Abstract
While process simulations often are either very rigid and accurate or very flexible and unprecise, informed decision making can only be maintained by establishing a detailed process model as early as possible within the project lifecycle while keeping relevant aspects of the process flexible enough. In this work, we present the development of a framework based on a dynamic interface between AspenPlus® process simulations and Python, enabling enhanced flexibility and automation for process modeling and optimization. This integration leverages the powerful simulation capabilities of AspenPlus® with the versatility of Py-thon for data analysis and optimization, delivering significant improvements in workflow efficiency and process control. By utilizing the dynamic simulation data exchange with Python, extensive parameter studies can be conducted.

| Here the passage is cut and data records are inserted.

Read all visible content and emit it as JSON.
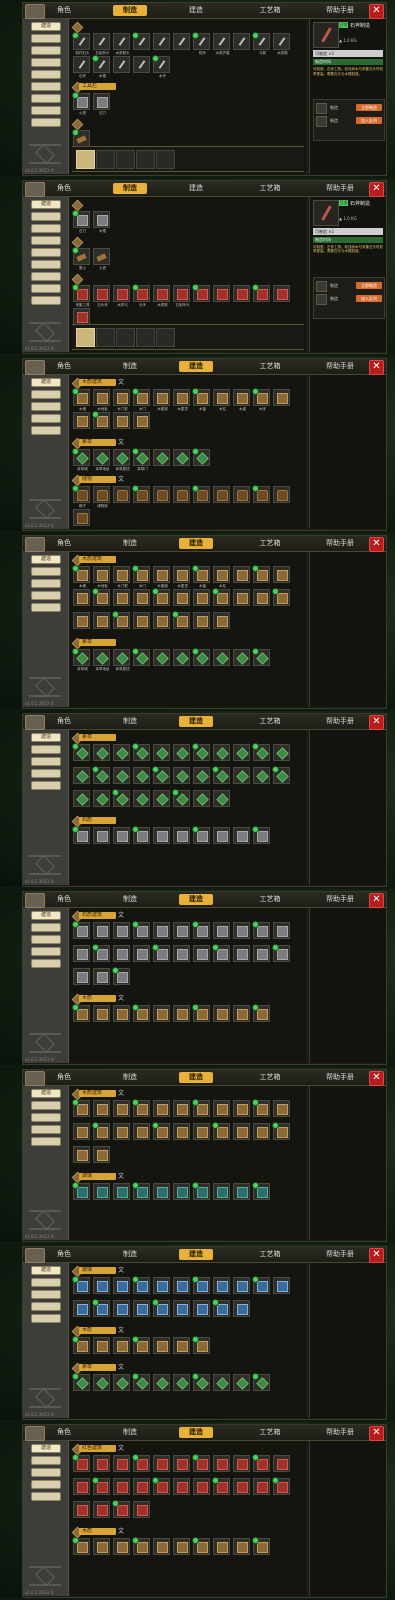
{
  "screens": [
    {
      "tabs": [
        "角色",
        "制造",
        "建造",
        "工艺箱",
        "帮助手册"
      ],
      "active_tab": 1,
      "sidebar_count": 9,
      "groups": [
        {
          "name": "",
          "ext": "",
          "items": [
            "制作石头",
            "石制斧头",
            "木质箭头",
            "",
            "",
            "",
            "短矛",
            "木质护盾",
            "",
            "弓箭",
            "木质箭",
            "石斧",
            "木棍",
            "",
            "",
            "木矛"
          ],
          "shape": "tool"
        },
        {
          "name": "工具栏",
          "ext": "",
          "items": [
            "火把",
            "石刀"
          ],
          "shape": "stone"
        },
        {
          "name": "",
          "ext": "",
          "items": [
            "篝火"
          ],
          "shape": "plank"
        }
      ],
      "queue": true,
      "detail": true
    },
    {
      "tabs": [
        "角色",
        "制造",
        "建造",
        "工艺箱",
        "帮助手册"
      ],
      "active_tab": 1,
      "sidebar_count": 9,
      "groups": [
        {
          "name": "",
          "ext": "",
          "items": [
            "石刀",
            "木棍"
          ],
          "shape": "stone"
        },
        {
          "name": "",
          "ext": "",
          "items": [
            "篝火",
            "火把"
          ],
          "shape": "plank"
        },
        {
          "name": "",
          "ext": "",
          "items": [
            "采集工具",
            "石头斧",
            "木质弓",
            "长矛",
            "木质箭",
            "石制矛头",
            "",
            "",
            "",
            "",
            "",
            ""
          ],
          "shape": "red"
        }
      ],
      "queue": true,
      "detail": true
    },
    {
      "tabs": [
        "角色",
        "制造",
        "建造",
        "工艺箱",
        "帮助手册"
      ],
      "active_tab": 2,
      "sidebar_count": 5,
      "groups": [
        {
          "name": "木质建筑",
          "ext": "文",
          "items": [
            "木墙",
            "木地板",
            "木门框",
            "木门",
            "木楼梯",
            "木屋顶",
            "木窗",
            "木柱",
            "木桌",
            "木床",
            "",
            "",
            "",
            "",
            ""
          ],
          "shape": "wall"
        },
        {
          "name": "茅草",
          "ext": "文",
          "items": [
            "茅草墙",
            "茅草地板",
            "茅草屋顶",
            "茅草门",
            "",
            "",
            ""
          ],
          "shape": "green"
        },
        {
          "name": "储物",
          "ext": "文",
          "items": [
            "箱子",
            "储物架",
            "",
            "",
            "",
            "",
            "",
            "",
            "",
            "",
            "",
            ""
          ],
          "shape": "chest"
        }
      ]
    },
    {
      "tabs": [
        "角色",
        "制造",
        "建造",
        "工艺箱",
        "帮助手册"
      ],
      "active_tab": 2,
      "sidebar_count": 5,
      "groups": [
        {
          "name": "木质建筑",
          "ext": "",
          "items": [
            "木墙",
            "木地板",
            "木门框",
            "木门",
            "木楼梯",
            "木屋顶",
            "木窗",
            "木柱",
            "",
            "",
            "",
            "",
            "",
            "",
            "",
            "",
            "",
            "",
            "",
            "",
            "",
            "",
            "",
            "",
            "",
            "",
            "",
            "",
            "",
            ""
          ],
          "shape": "wall"
        },
        {
          "name": "茅草",
          "ext": "",
          "items": [
            "茅草墙",
            "茅草地板",
            "茅草屋顶",
            "",
            "",
            "",
            "",
            "",
            "",
            ""
          ],
          "shape": "green"
        }
      ]
    },
    {
      "tabs": [
        "角色",
        "制造",
        "建造",
        "工艺箱",
        "帮助手册"
      ],
      "active_tab": 2,
      "sidebar_count": 5,
      "groups": [
        {
          "name": "茅草",
          "ext": "",
          "items": [
            "",
            "",
            "",
            "",
            "",
            "",
            "",
            "",
            "",
            "",
            "",
            "",
            "",
            "",
            "",
            "",
            "",
            "",
            "",
            "",
            "",
            "",
            "",
            "",
            "",
            "",
            "",
            "",
            "",
            ""
          ],
          "shape": "green"
        },
        {
          "name": "石质",
          "ext": "",
          "items": [
            "",
            "",
            "",
            "",
            "",
            "",
            "",
            "",
            "",
            ""
          ],
          "shape": "stone"
        }
      ]
    },
    {
      "tabs": [
        "角色",
        "制造",
        "建造",
        "工艺箱",
        "帮助手册"
      ],
      "active_tab": 2,
      "sidebar_count": 5,
      "groups": [
        {
          "name": "石质建筑",
          "ext": "文",
          "items": [
            "",
            "",
            "",
            "",
            "",
            "",
            "",
            "",
            "",
            "",
            "",
            "",
            "",
            "",
            "",
            "",
            "",
            "",
            "",
            "",
            "",
            "",
            "",
            "",
            ""
          ],
          "shape": "stone"
        },
        {
          "name": "木质",
          "ext": "文",
          "items": [
            "",
            "",
            "",
            "",
            "",
            "",
            "",
            "",
            "",
            ""
          ],
          "shape": "wall"
        }
      ]
    },
    {
      "tabs": [
        "角色",
        "制造",
        "建造",
        "工艺箱",
        "帮助手册"
      ],
      "active_tab": 2,
      "sidebar_count": 5,
      "groups": [
        {
          "name": "木质建筑",
          "ext": "文",
          "items": [
            "",
            "",
            "",
            "",
            "",
            "",
            "",
            "",
            "",
            "",
            "",
            "",
            "",
            "",
            "",
            "",
            "",
            "",
            "",
            "",
            "",
            "",
            "",
            ""
          ],
          "shape": "wall"
        },
        {
          "name": "玻璃",
          "ext": "文",
          "items": [
            "",
            "",
            "",
            "",
            "",
            "",
            "",
            "",
            "",
            ""
          ],
          "shape": "teal"
        }
      ]
    },
    {
      "tabs": [
        "角色",
        "制造",
        "建造",
        "工艺箱",
        "帮助手册"
      ],
      "active_tab": 2,
      "sidebar_count": 5,
      "groups": [
        {
          "name": "玻璃",
          "ext": "文",
          "items": [
            "",
            "",
            "",
            "",
            "",
            "",
            "",
            "",
            "",
            "",
            "",
            "",
            "",
            "",
            "",
            "",
            "",
            "",
            "",
            ""
          ],
          "shape": "glass"
        },
        {
          "name": "木质",
          "ext": "文",
          "items": [
            "",
            "",
            "",
            "",
            "",
            "",
            ""
          ],
          "shape": "wall"
        },
        {
          "name": "茅草",
          "ext": "文",
          "items": [
            "",
            "",
            "",
            "",
            "",
            "",
            "",
            "",
            "",
            ""
          ],
          "shape": "green"
        }
      ]
    },
    {
      "tabs": [
        "角色",
        "制造",
        "建造",
        "工艺箱",
        "帮助手册"
      ],
      "active_tab": 2,
      "sidebar_count": 5,
      "groups": [
        {
          "name": "红色建筑",
          "ext": "文",
          "items": [
            "",
            "",
            "",
            "",
            "",
            "",
            "",
            "",
            "",
            "",
            "",
            "",
            "",
            "",
            "",
            "",
            "",
            "",
            "",
            "",
            "",
            "",
            "",
            "",
            "",
            ""
          ],
          "shape": "red"
        },
        {
          "name": "木质",
          "ext": "文",
          "items": [
            "",
            "",
            "",
            "",
            "",
            "",
            "",
            "",
            "",
            ""
          ],
          "shape": "wall"
        }
      ]
    }
  ],
  "detail": {
    "name": "石斧制造",
    "badge": "已学",
    "qty": "▲ 1.0 KG",
    "hdr": "可制造 ×1",
    "green": "制造时间",
    "desc": "可制造，石斧工具。砍伐树木与采集石头时效率更高。需要石头与木棍制造。",
    "craft_label": "制造",
    "craft_btn1": "立即制造",
    "craft_btn2": "加入队列"
  },
  "sidebar_label": "建造",
  "footer": "v1.0.2 2023 ©"
}
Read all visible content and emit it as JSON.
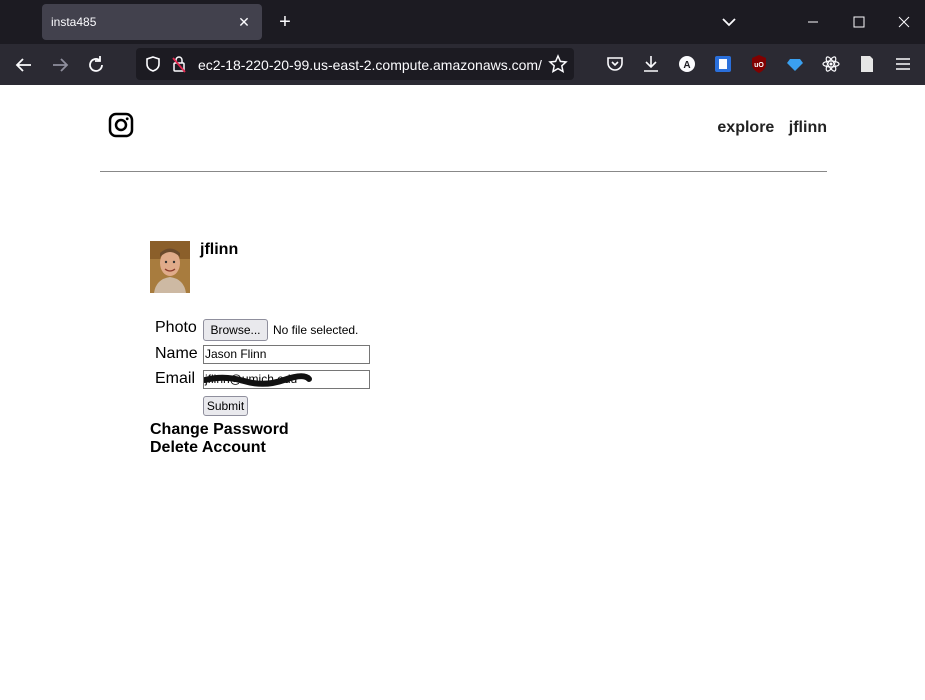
{
  "browser": {
    "tab_title": "insta485",
    "url": "ec2-18-220-20-99.us-east-2.compute.amazonaws.com/"
  },
  "header": {
    "nav_explore": "explore",
    "nav_user": "jflinn"
  },
  "profile": {
    "username": "jflinn"
  },
  "form": {
    "photo_label": "Photo",
    "browse_label": "Browse...",
    "no_file_text": "No file selected.",
    "name_label": "Name",
    "name_value": "Jason Flinn",
    "email_label": "Email",
    "email_value": "jflinn@umich.edu",
    "submit_label": "Submit"
  },
  "links": {
    "change_password": "Change Password",
    "delete_account": "Delete Account"
  },
  "colors": {
    "tabbar_bg": "#1c1b22",
    "navbar_bg": "#2b2a33",
    "tab_active_bg": "#42414d"
  }
}
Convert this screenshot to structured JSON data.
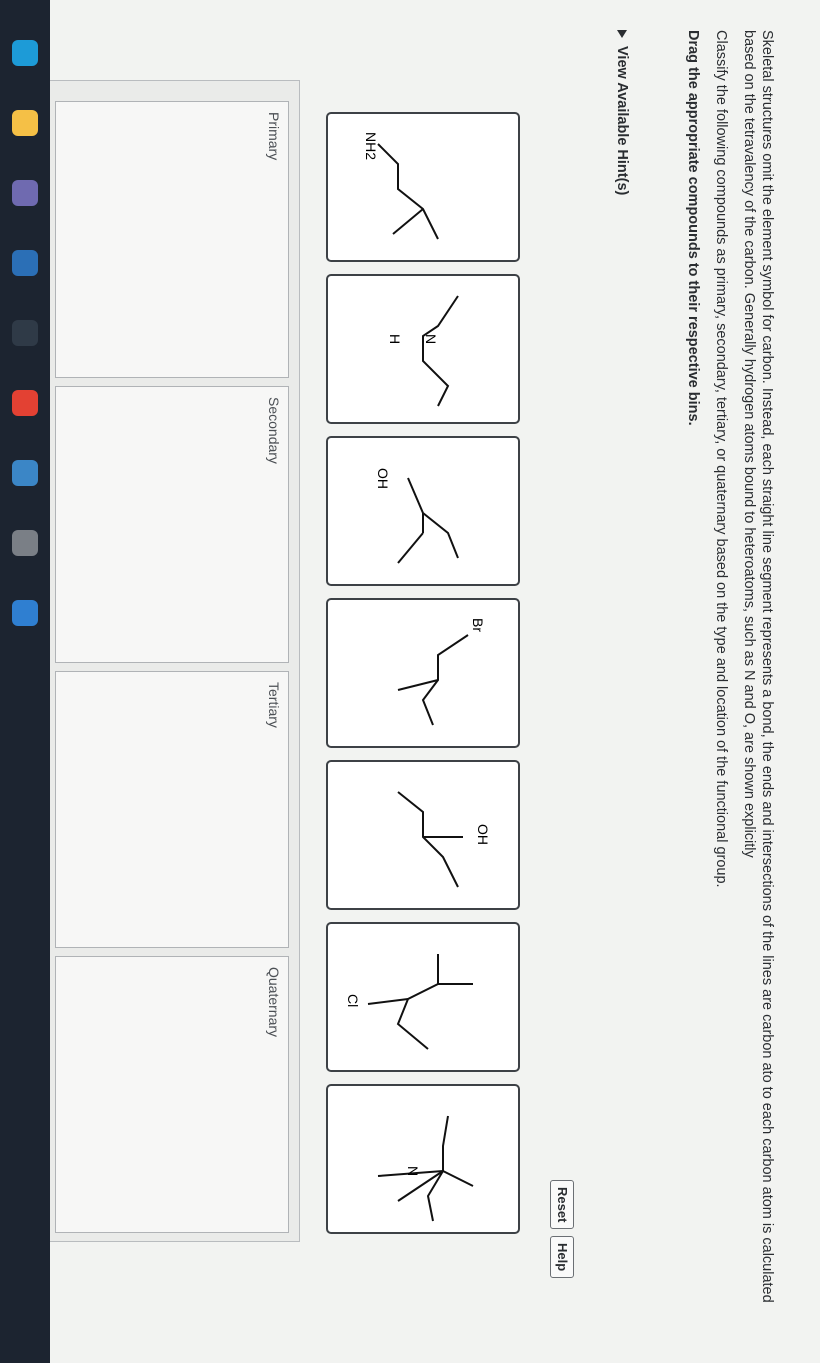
{
  "instructions": {
    "paragraph1": "Skeletal structures omit the element symbol for carbon. Instead, each straight line segment represents a bond, the ends and intersections of the lines are carbon ato to each carbon atom is calculated based on the tetravalency of the carbon. Generally hydrogen atoms bound to heteroatoms, such as N and O, are shown explicitly",
    "paragraph2": "Classify the following compounds as primary, secondary, tertiary, or quaternary based on the type and location of the functional group.",
    "paragraph3": "Drag the appropriate compounds to their respective bins."
  },
  "hint_toggle": "View Available Hint(s)",
  "buttons": {
    "reset": "Reset",
    "help": "Help"
  },
  "compounds": [
    {
      "label": "NH2",
      "label_sub": "2"
    },
    {
      "label": "N",
      "label2": "H"
    },
    {
      "label": "OH"
    },
    {
      "label": "Br"
    },
    {
      "label": "OH"
    },
    {
      "label": "Cl"
    },
    {
      "label": "N",
      "label_sup": "+"
    }
  ],
  "bins": [
    "Primary",
    "Secondary",
    "Tertiary",
    "Quaternary"
  ],
  "colors": {
    "tile_border": "#3d4146",
    "bin_bg": "#f7f7f6",
    "page_bg": "#f2f3f1"
  },
  "taskbar_icons": [
    "edge-icon",
    "file-explorer-icon",
    "store-icon",
    "apps-icon",
    "amazon-icon",
    "chrome-icon",
    "photos-icon",
    "settings-icon",
    "outlook-icon"
  ]
}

In this provided dataset, the necessary input data, as well as the output files for each parameter run are provided. Furthermore, a .runtime and logging file a attached. As case study the freely available process simulation of James Scott and Thomas A. Adams (https://psecommunity.org/materials/calculationfiles) is chosen. For demonstration purpose two variation runs are executed with different record options. As variation parameter the compression of the oxygen led into the SOFC is varied from 1.91 MPa to 2.5 MPa.
The execution time on an Intel(R) Xeon(R) E-2186G CPU @ 3.80 GHz, with 65'536 MB working memory was for a full data retrievel 7:46 min, of which 6:49 min were communication with AspenPlus(R). In a second variation run, three specific blocks and three specific streams were chosen for data extraction. The execution time for the second run was 1:27 min and 1:25 min communicating with AspenPlus(R).